I decided I would do it myself.
First Version (Legacy)
I'll admit, my first iteration of Crystal was really weird. Here's how it worked:
There's this really convenient Python module called
SpeechRecognition. It has built in functionality to just listen, and then it calls a callback function when it recognizes speech. Then you can call another function to recognize speech in that audio using any cloud service's API that it supports. So that's exactly how Crystal works, using Google's Speech API for Chromium.
Once we have the text, we need to figure out what the user wants to do. I solved this by using another API. This time, IBM Watson's text classifier. (My machine learning knowledge was non-existent at this point.) I created a big list of anticipated queries, and mapped them to a category. And it worked pretty good.
After that, we need to extract parameters from the user's query (if necessary). For example, if we are switching workspaces, we need to know which one to switch to. I used another Python module for NLP called spaCy. It's a very high quality, professional library that I would highly recommend to anybody who is doing any language processing.
Once we know the user's intent and the parameters, we perform the requested action.
1. Response Times
From the beginning, response times were pretty bad, and sometimes it would just not respond at all. I was able to trace this back to how the
SpeechRecognition module handles recording audio. If I want to fix that, I need to replace that module with my own solution.
My text classification solution was also contributing to the response times, since it required a web request to get the classification. But it only affected responses by milliseconds instead of seconds.
My current methods for parsing are very manual. For every new command I add, I end up having to do some parsing by hand. Ideally, I could train something to determine and extract parameters. Turns out this is an active field of research, so it's probably way out of my league (but it won't stop me from trying).
3. Poor Code Quality
This version of Crystal was an absolute mess. Originally, I intended for Crystal to be a relatively small project. I was just going to program a few voice commands, like switching workspaces, controlling media playback, etc. But I wanted it to do more, so I kept adding stuff, like finding the definition of words. Eventually, it got super bloated and response times were already abysmal. In my main file, there were over 2500 lines that could easily be split into multiple files if I had done that from the start.
I came to the conclusion that some major refactoring was necessary.
This is the only project that I have ever been motivated enough to successfully rewrite it from the ground up (because it's so god damn cool).
TODO: add diagram image
Crystal is now made of modules. There are 3 types of modules:
- Input modules
- Action modules
- Feedback modules
All audio input from the user is handled by the input modules. They take the audio and recognize speech and put it into text. Then, it uses
scikit-learn to classify the query, and passes it into it's respective Action module. Each Action module handles one query classification. Feedback modules handle any kind of response or indicator shown to the user. Feedback modules can hook in anywhere on the request/response pipeline.
Input modules are the first step in the pipeline. They handle recording audio, or grabbing audio from somewhere else. Then, they recognize speech in the audio. If there is any recognized text, it passes it down the pipeline.
After Crystal classifies the query, the text gets passed to it's respective Action module. Action modules don't handle displaying any kind of result or visual feedback to the user, they just parse the query, and perform their action or request additional parameters from the user.

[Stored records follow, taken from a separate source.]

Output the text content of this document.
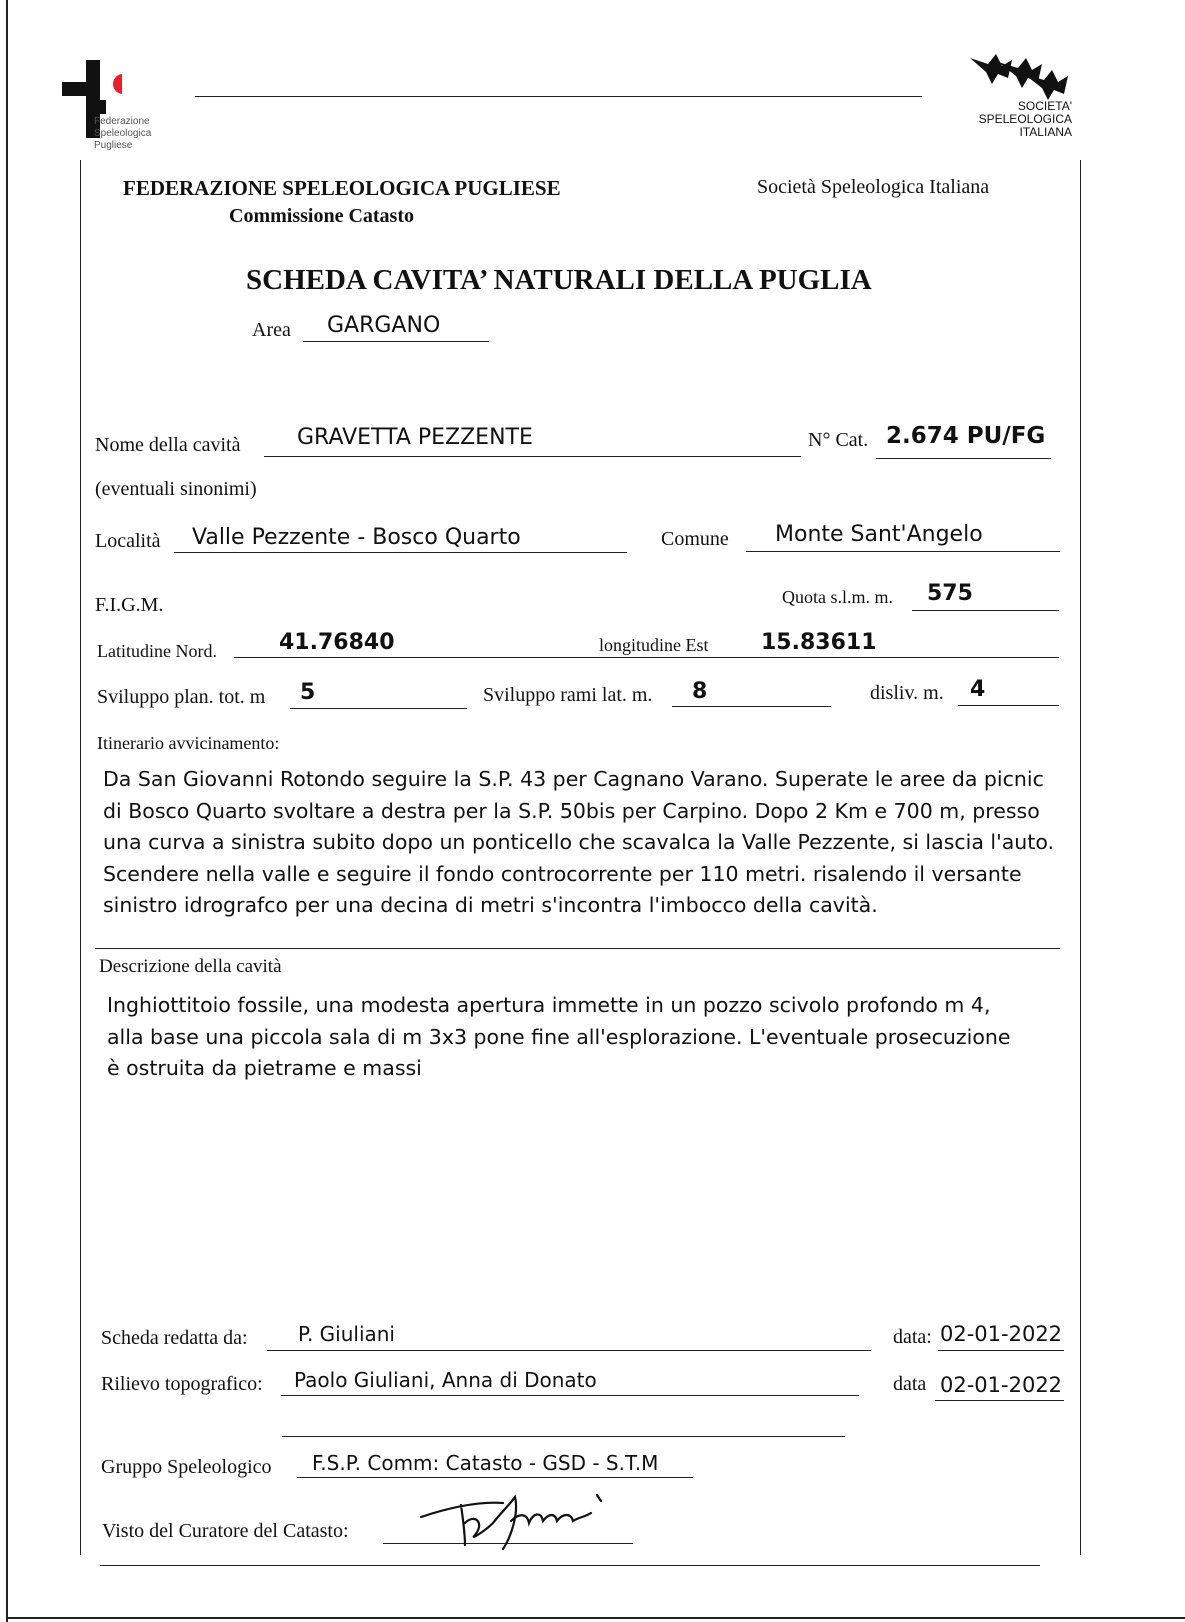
Federazione
Speleologica
Pugliese
SOCIETA'
SPELEOLOGICA
ITALIANA
FEDERAZIONE SPELEOLOGICA PUGLIESE
Commissione Catasto
Società Speleologica Italiana
SCHEDA CAVITA’ NATURALI DELLA PUGLIA
Area GARGANO
Nome della cavità	GRAVETTA PEZZENTE	N° Cat. 2.674 PU/FG
(eventuali sinonimi)
Località Valle Pezzente - Bosco Quarto	Comune Monte Sant'Angelo
F.I.G.M.	Quota s.l.m. m. 575
Latitudine Nord.	41.76840	longitudine Est 15.83611
Sviluppo plan. tot. m 5	Sviluppo rami lat. m. 8	disliv. m. 4
Itinerario avvicinamento:
Da San Giovanni Rotondo seguire la S.P. 43 per Cagnano Varano. Superate le aree da picnic
di Bosco Quarto svoltare a destra per la S.P. 50bis per Carpino. Dopo 2 Km e 700 m, presso
una curva a sinistra subito dopo un ponticello che scavalca la Valle Pezzente, si lascia l'auto.
Scendere nella valle e seguire il fondo controcorrente per 110 metri. risalendo il versante
sinistro idrografco per una decina di metri s'incontra l'imbocco della cavità.
Descrizione della cavità
Inghiottitoio fossile, una modesta apertura immette in un pozzo scivolo profondo m 4,
alla base una piccola sala di m 3x3 pone fine all'esplorazione. L'eventuale prosecuzione
è ostruita da pietrame e massi
Scheda redatta da:	P. Giuliani	data: 02-01-2022
Rilievo topografico: Paolo Giuliani, Anna di Donato	data 02-01-2022
Gruppo Speleologico F.S.P. Comm: Catasto - GSD - S.T.M
Visto del Curatore del Catasto:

Here are the modules that I've refined to the point to where they usually don't break:
These modules are either WIP or planned:
As previously mentioned, Feedback modules can hook in anywhere along the request-response pipeline. Currently, there are only a couple Feedback modules. I have one that sends commands to a
blink(1) to change the color when Crystal's status changes. Another to send system notifications with query responses.
Current State of the Project
This project is in active development. This project is not yet open source, but source code is available on request. The scope of this project is limited to my personal use, meaning I do not intend nor expect anybody else to use this project on a daily basis.
In addition to more Feedback and Action modules, I'm also working on making this project work fully offline. No internet connection required. I found this handy little project called cheetah that I hope will help make this happen.